Which part of Canada are you from? What is the metal/alternative music scene like there?
We are from the french speaking part of the country, the province of Quebec. The scene here is pretty well known for its technical death and black metal bands. The funeral doom scene is pretty much nonexistent, which is a shame, because I think there are a lot of atmospheric-minded musicians here that could create great doom.
Are there any new or local bands/artists that you listen to, or that have caught your attention?
Towards Darkness is pretty much the only funeral doom band I know and love from Quebec. Check out their latest album Tetrad. If anyone is into evocative dark ambient, I’d recommend Atrium Carceri & Cities Last Broadcast – Black Stage of Night.

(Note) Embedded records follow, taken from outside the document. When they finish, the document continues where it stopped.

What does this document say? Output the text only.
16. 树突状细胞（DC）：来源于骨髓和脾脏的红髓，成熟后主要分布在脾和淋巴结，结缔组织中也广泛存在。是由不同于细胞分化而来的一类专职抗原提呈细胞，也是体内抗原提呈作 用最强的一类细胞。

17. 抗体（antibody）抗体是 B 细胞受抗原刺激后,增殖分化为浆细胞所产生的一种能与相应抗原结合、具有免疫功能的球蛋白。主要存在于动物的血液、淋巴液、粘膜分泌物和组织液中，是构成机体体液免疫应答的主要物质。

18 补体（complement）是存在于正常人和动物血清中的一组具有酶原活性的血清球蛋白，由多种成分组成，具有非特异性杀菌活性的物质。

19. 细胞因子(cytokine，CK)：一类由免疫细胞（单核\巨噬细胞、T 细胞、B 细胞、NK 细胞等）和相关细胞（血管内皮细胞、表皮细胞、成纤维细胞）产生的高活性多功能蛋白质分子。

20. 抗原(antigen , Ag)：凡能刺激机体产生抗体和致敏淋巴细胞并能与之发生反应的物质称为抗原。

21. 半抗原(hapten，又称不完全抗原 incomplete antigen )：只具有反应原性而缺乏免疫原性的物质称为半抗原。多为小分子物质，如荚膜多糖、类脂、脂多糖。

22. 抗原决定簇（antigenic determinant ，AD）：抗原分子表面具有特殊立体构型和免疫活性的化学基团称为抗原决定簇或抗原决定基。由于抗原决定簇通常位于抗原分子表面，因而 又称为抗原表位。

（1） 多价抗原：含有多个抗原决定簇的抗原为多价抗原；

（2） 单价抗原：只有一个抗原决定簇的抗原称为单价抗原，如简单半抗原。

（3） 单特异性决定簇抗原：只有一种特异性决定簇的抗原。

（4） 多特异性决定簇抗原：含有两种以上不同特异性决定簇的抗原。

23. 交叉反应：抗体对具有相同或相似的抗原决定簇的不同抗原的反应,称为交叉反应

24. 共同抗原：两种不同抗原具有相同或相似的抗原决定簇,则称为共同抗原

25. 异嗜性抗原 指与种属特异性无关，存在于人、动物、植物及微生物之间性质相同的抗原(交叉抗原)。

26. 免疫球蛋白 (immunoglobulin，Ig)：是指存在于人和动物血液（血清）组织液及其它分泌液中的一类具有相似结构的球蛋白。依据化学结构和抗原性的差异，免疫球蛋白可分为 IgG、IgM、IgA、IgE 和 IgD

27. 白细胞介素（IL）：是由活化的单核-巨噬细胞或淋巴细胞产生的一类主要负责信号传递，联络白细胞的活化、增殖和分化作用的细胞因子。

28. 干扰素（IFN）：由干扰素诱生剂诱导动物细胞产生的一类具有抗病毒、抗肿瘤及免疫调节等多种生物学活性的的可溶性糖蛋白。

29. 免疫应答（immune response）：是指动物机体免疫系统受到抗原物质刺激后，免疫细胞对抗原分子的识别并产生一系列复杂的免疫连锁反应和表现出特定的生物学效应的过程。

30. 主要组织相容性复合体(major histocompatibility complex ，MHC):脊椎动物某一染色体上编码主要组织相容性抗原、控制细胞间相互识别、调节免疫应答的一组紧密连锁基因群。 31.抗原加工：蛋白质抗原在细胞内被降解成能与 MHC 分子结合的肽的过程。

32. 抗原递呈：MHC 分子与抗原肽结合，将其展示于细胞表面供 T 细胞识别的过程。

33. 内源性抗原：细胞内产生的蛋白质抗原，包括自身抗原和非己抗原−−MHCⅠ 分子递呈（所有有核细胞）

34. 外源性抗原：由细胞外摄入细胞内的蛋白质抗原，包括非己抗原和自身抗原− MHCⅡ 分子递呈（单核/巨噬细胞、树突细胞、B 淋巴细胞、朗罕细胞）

It’s a collaboration between two masters of the genre with piano and disturbing field recordings.
Your music is very atmospheric and dark – it tells a grand story and transports the listener to those icy plains of perpetual winter. How did you arrive at your genre? Have you always been interested by the darker side of life?
I feel like doom metal and dark ambient are some of the best vehicles for introspection and self-reflection. I think the story needed that personal aspect to be relatable in addition to the grandiose epicness of the events that are happening in the story. As to why we happened to make dark and atmospheric music… Speaking personally I guess I always was a pretty pessimistic person by nature. I’m naturally attracted to the dark aspects of art because I feel like it speaks to me on a deeper level. I think many of us metalheads can relate to that.
Do you have any other interests or hobbies outside of music?
Literature (mainly sci-fi and horror as mentioned), travel (in another life), nature (Quebec has lots of beautiful lakes and forests). Pretty straightforward stuff.
Thank you so much for your time, is there anything else you’d like to say to our readers?
Thank you for the interview. I hope everyone stays safe.